Changes in exchange rates had a negative year-on-year effect of SEK -26m on operating income in the second quarter and SEK -62m in the first half year.

Construction
Net sales for Construction increased by 8% in the second quarter 2014. Adjusted for exchange rate effects, the increase in sales was also 8%.

Market demand for construction products in most main markets continued to develop positively also in the second quarter. Sales increased in all markets, with the best development in region rest of the world, primarily driven by continued strong growth in Brazil, and in Europe.

Operating income increased to SEK 121m (100), mainly as a result of the higher sales volume. The corresponding operating margin improved to 13.7% (12.3).

Changes in exchange rates had a negative year-on-year effect of SEK -8m on operating income in the second quarter and SEK -21m in the first half year.

NEW ORGANIZATION AS OF JANUARY 1, 2015

Husqvarna Group will establish a new organization for its forest and garden operations which follows the brand dimension with a global profit and loss responsibility. The Construction division will continue in its current form. The new organization will be implemented gradually and fully effective as of January 1, 2015. Implementation costs and redundancies will be limited.

The forest and garden operations will be organized in three global brand divisions representing three different business models;

·         Husqvarna (including Zenoah), which are dealer channel centric brands that enjoy strong recognition across many different forest and garden product segments, primarily for professionals and demanding consumers. Net sales for the division in 2013 represented approximately 52% of Group net sales.

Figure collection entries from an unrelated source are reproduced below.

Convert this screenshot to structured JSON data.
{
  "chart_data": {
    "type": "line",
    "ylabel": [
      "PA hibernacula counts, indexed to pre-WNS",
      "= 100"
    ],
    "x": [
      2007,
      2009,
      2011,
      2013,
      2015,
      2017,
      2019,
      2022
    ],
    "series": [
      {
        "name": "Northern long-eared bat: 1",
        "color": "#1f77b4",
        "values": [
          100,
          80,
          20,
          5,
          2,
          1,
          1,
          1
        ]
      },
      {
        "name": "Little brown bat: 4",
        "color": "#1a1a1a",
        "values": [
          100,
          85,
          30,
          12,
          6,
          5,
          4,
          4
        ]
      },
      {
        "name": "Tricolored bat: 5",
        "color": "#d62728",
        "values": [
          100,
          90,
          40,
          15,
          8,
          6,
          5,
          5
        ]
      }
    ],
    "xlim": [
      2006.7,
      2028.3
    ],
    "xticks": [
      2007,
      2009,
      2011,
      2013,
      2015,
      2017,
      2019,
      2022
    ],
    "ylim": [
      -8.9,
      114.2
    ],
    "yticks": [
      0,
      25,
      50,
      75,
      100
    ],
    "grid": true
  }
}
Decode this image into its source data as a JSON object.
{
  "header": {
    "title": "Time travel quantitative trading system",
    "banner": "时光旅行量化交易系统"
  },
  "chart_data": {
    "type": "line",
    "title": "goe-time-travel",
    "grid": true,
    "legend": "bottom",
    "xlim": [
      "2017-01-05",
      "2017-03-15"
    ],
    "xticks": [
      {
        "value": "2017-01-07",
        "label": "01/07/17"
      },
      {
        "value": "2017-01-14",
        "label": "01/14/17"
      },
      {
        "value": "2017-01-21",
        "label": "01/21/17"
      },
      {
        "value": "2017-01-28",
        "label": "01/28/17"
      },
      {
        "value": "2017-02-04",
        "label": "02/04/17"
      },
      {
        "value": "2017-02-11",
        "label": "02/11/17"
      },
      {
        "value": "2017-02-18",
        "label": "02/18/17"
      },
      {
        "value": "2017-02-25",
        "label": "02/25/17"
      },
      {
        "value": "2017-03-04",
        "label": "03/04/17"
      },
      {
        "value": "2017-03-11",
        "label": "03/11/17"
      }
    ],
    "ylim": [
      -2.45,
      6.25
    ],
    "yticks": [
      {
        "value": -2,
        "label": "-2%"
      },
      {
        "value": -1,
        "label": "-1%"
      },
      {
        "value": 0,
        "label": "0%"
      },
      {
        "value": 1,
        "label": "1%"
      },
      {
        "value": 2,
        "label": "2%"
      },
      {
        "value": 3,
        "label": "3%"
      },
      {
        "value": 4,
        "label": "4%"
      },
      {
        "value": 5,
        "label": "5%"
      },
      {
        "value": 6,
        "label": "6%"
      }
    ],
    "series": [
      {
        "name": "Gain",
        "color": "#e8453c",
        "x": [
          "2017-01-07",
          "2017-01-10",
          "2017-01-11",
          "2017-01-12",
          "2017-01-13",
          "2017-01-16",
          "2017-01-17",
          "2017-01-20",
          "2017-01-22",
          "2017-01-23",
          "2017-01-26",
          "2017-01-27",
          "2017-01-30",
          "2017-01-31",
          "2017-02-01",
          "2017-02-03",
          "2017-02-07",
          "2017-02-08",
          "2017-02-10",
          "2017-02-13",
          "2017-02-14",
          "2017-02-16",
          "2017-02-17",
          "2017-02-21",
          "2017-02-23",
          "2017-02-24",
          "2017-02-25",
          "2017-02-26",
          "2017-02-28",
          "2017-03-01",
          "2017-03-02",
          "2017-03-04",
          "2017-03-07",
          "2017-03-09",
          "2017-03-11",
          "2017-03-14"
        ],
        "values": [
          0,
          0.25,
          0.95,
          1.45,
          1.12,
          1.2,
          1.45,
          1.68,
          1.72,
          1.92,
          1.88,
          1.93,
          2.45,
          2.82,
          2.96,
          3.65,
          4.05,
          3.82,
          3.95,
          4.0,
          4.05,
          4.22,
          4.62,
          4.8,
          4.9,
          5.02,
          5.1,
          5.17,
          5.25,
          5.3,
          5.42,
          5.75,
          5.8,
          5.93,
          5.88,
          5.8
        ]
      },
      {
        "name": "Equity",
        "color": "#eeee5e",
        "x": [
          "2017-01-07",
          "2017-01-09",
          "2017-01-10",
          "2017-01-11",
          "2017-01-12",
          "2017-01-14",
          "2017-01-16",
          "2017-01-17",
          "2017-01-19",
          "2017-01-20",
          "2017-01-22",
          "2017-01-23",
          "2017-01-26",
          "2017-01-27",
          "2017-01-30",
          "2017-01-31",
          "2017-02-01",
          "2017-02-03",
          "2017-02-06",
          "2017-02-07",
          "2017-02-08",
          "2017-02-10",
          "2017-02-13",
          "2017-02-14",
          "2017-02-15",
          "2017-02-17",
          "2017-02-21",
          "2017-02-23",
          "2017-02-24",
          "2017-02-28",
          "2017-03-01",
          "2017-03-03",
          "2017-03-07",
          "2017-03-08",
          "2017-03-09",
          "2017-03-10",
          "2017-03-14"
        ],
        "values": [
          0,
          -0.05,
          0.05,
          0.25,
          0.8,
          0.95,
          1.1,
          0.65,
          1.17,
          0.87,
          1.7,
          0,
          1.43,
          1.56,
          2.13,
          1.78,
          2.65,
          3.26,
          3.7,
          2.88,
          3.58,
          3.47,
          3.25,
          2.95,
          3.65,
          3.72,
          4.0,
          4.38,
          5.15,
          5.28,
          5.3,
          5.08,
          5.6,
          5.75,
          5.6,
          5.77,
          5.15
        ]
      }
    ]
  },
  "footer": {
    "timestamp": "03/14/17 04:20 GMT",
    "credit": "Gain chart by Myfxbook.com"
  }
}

·         Gardena, which is a retail centric brand with strong “must have” recognition in the consumer watering segment. Net sales for the division in 2013 represented approximately 13% of Group net sales.

·         Consumer Brands. This division includes all other Group brands, such as PoulanPro, McCulloch and Flymo. Net sales for the division in 2013 represented approximately 25% of Group net sales.

The divisions will have global profit and loss, cash flow and balance sheet responsibility. Most operational activities will primarily be organized within the brand divisions. To secure synergies and strategic alignment, a Group Operations division and global staff functions such as Business Development and Technology Office will be established.

The Construction division, which represents around 10% of Group net sales, will not be impacted by the organizational changes in the forest and garden operations.

In the Group’s external financial reporting, the segment reporting will comprise four divisions; the three forest and garden divisions Husqvarna, Gardena and Consumer Brands, and the Construction division, as of January 1, 2015. The new organization results in new cash generating units, which potentially creates a need for impairment of intangible assets. Any such consequences will be communicated when known.

PARENT COMPANY
Net sales January - June 2014 for the Parent Company, Husqvarna AB, amounted to SEK 7.107m (6,430), of which SEK 5,578 (4,981) referred to sales to Group companies and SEK 1,529m (1,449) to external customers.

Income after financial items amounted to SEK 829m (1,012). Income for the period was SEK 505m (907). Investments in tangible and intangible assets amounted to SEK 263m (227). Cash and cash equivalents amounted to SEK 795m (432) at the end of the quarter. Undistributed earnings in the Parent Company amounted to SEK 17,085m (17,466).